Sri Lanka, India Pakistan e Bangladesh, con gli opportuni distinguo, indicano la tendenza ad un nazionalismo poco sensibile ai richiami istituzionali e motivato dalla ricerca di una stabilità che gli esponenti liberali non sono riusciti ad assicurare. Il ricorso srilankése agli aiuti vincolati del FMI mentre si trova tra l’incudine indiana ed il martello cinese, porta ad un clima di rinnovata Guerra Fredda ma con un elemento in più, ovvero l’essere la prima tessera si un domino incontrollabile, dove paesi a basso reddito affrontano 3 emergenze: pandemia, aumento del debito, incremento dei prezzi per effetto dell’invasione ucraina.

Il default srilankése non sarà l’ultimo, è solo questione di tempo; la Sovereign Debt Vulnerability Scorecard di Bloomberg evidenzia come El Salvador, Ghana, Egitto, Tunisia e Pakistan siano ad un passo dal tuffo del lemming.

1 rivendicati dal National Thowheeth Jama’ath - gruppo islamista locale affiliato all’ISIS

2 Oltre 8 miliardi di dollari per ulteriori progetti che si sommano a quello del porto

3 Difesa, Giustizia, Sviluppo Economico, Finanza ed infrastrutture

4 La decisione della Banca Centrale di svalutare la rupia, per attrarre rimesse e investimenti, ha favorito l’inflazione che si è attestata a giugno al 54.6% su base annua.

5 La costruzione di un porto ad Hambantota rientra nei piani di sviluppo già dal 2002, quando la società canadese Lavalin, appoggiata dal governo di Ottawa, completa uno studio di fattibilità respinto dal governo dello Sri Lanka. A parte il supporto ricevuto dall’impresa locale InfoConsult, che si candida per il sostegno logistico ed informatico, Hambantota è citato già dal 1952 in uno studio della Banca Mondiale del 1952, che sponsorizza un porto nella zona meridionale dell’isola, che riprende un’idea del 1910 dell’inglese Leonard Woolf. Nel 2006 la società danese Ramboll completa un secondo studio di fattibilità, secondo una visione ottimistica del potenziale economico, fondando le sue proiezioni sulla crescita dello Sri Lanka, sulle attività dei porti di Colombo, Galle e Trincomalee, che interessano a India e Giappone.

6 La Cina è ora il più grande creditore estero mondiale. I crediti all'esportazione sono diventati lo strumento economico di Pechino. Nel 2007, la Export-Import Bank of China ha concesso il suo primo prestito per Hambantota.

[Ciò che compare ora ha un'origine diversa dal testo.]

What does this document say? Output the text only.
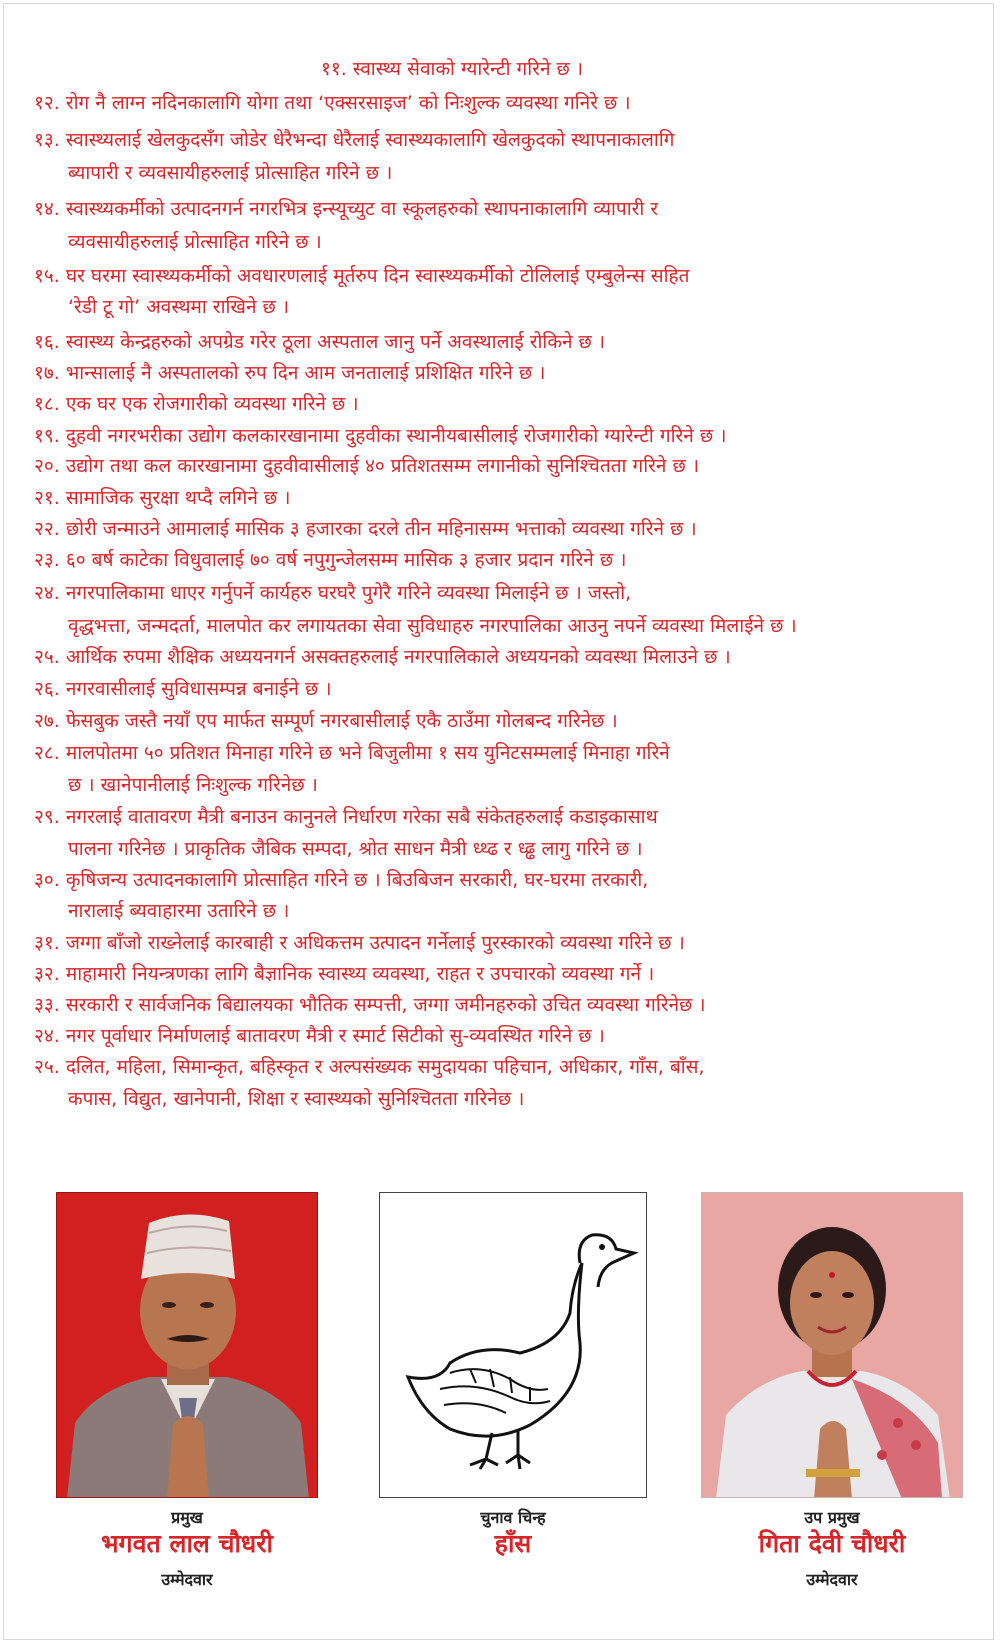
११. स्वास्थ्य सेवाको ग्यारेन्टी गरिने छ ।
१२. रोग नै लाग्न नदिनकालागि योगा तथा ‘एक्सरसाइज’ को निःशुल्क व्यवस्था गनिरे छ ।
१३. स्वास्थ्यलाई खेलकुदसँग जोडेर धेरैभन्दा धेरैलाई स्वास्थ्यकालागि खेलकुदको स्थापनाकालागि
ब्यापारी र व्यवसायीहरुलाई प्रोत्साहित गरिने छ ।
१४. स्वास्थ्यकर्मीको उत्पादनगर्न नगरभित्र इन्स्यूच्युट वा स्कूलहरुको स्थापनाकालागि व्यापारी र
व्यवसायीहरुलाई प्रोत्साहित गरिने छ ।
१५. घर घरमा स्वास्थ्यकर्मीको अवधारणलाई मूर्तरुप दिन स्वास्थ्यकर्मीको टोलिलाई एम्बुलेन्स सहित
‘रेडी टू गो’ अवस्थमा राखिने छ ।
१६. स्वास्थ्य केन्द्रहरुको अपग्रेड गरेर ठूला अस्पताल जानु पर्ने अवस्थालाई रोकिने छ ।
१७. भान्सालाई नै अस्पतालको रुप दिन आम जनतालाई प्रशिक्षित गरिने छ ।
१८. एक घर एक रोजगारीको व्यवस्था गरिने छ ।
१९. दुहवी नगरभरीका उद्योग कलकारखानामा दुहवीका स्थानीयबासीलाई रोजगारीको ग्यारेन्टी गरिने छ ।
२०. उद्योग तथा कल कारखानामा दुहवीवासीलाई ४० प्रतिशतसम्म लगानीको सुनिश्चितता गरिने छ ।
२१. सामाजिक सुरक्षा थप्दै लगिने छ ।
२२. छोरी जन्माउने आमालाई मासिक ३ हजारका दरले तीन महिनासम्म भत्ताको व्यवस्था गरिने छ ।
२३. ६० बर्ष काटेका विधुवालाई ७० वर्ष नपुगुन्जेलसम्म मासिक ३ हजार प्रदान गरिने छ ।
२४. नगरपालिकामा धाएर गर्नुपर्ने कार्यहरु घरघरै पुगेरै गरिने व्यवस्था मिलाईने छ । जस्तो,
वृद्धभत्ता, जन्मदर्ता, मालपोत कर लगायतका सेवा सुविधाहरु नगरपालिका आउनु नपर्ने व्यवस्था मिलाईने छ ।
२५. आर्थिक रुपमा शैक्षिक अध्ययनगर्न असक्तहरुलाई नगरपालिकाले अध्ययनको व्यवस्था मिलाउने छ ।
२६. नगरवासीलाई सुविधासम्पन्न बनाईने छ ।
२७. फेसबुक जस्तै नयाँ एप मार्फत सम्पूर्ण नगरबासीलाई एकै ठाउँमा गोलबन्द गरिनेछ ।
२८. मालपोतमा ५० प्रतिशत मिनाहा गरिने छ भने बिजुलीमा १ सय युनिटसम्मलाई मिनाहा गरिने
छ । खानेपानीलाई निःशुल्क गरिनेछ ।
२९. नगरलाई वातावरण मैत्री बनाउन कानुनले निर्धारण गरेका सबै संकेतहरुलाई कडाइकासाथ
पालना गरिनेछ । प्राकृतिक जैबिक सम्पदा, श्रोत साधन मैत्री ध्थ्ढ र ध्ढ्ढ लागु गरिने छ ।
३०. कृषिजन्य उत्पादनकालागि प्रोत्साहित गरिने छ । बिउबिजन सरकारी, घर-घरमा तरकारी,
नारालाई ब्यवाहारमा उतारिने छ ।
३१. जग्गा बाँजो राख्नेलाई कारबाही र अधिकत्तम उत्पादन गर्नेलाई पुरस्कारको व्यवस्था गरिने छ ।
३२. माहामारी नियन्त्रणका लागि बैज्ञानिक स्वास्थ्य व्यवस्था, राहत र उपचारको व्यवस्था गर्ने ।
३३. सरकारी र सार्वजनिक बिद्यालयका भौतिक सम्पत्ती, जग्गा जमीनहरुको उचित व्यवस्था गरिनेछ ।
२४. नगर पूर्वाधार निर्माणलाई बातावरण मैत्री र स्मार्ट सिटीको सु-व्यवस्थित गरिने छ ।
२५. दलित, महिला, सिमान्कृत, बहिस्कृत र अल्पसंख्यक समुदायका पहिचान, अधिकार, गाँस, बाँस,
कपास, विद्युत, खानेपानी, शिक्षा र स्वास्थ्यको सुनिश्चितता गरिनेछ ।
प्रमुख
भगवत लाल चौधरी
उम्मेदवार
चुनाव चिन्ह
हाँस
उप प्रमुख
गिता देवी चौधरी
उम्मेदवार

7 L'India ha garantito circa 3 miliardi di dollari sotto forma di linea di credito

8 Nel 2017, la Cina si è impegnata a seguire le linee guida del G20 per il finanziamento sostenibile, sia i principi del G20 per gli investimenti infrastrutturali, relativi al rispetto delle politiche della Banca mondiale e del FMI per i paesi con elevato onere debitorio.

9 Washington intende stabilire legazioni diplomatiche a Kiribati e Tonga, ripristinando i corpi di pace USA alle Fiji, Samoa, Tonga e Vanuatu ed i patti di libera associazione con Palau, Isole Marshall, Stati Federati della Micronesia

10 atollo corallino dell'oceano Pacifico settentrionale amministrato dall’aeronautica militare; potrebbe svolgere un ruolo difensivo fondamentale nell’area in caso di conflitto, visto che la Cina ha missili in grado di colpire Guam e gli Stati Uniti continentali.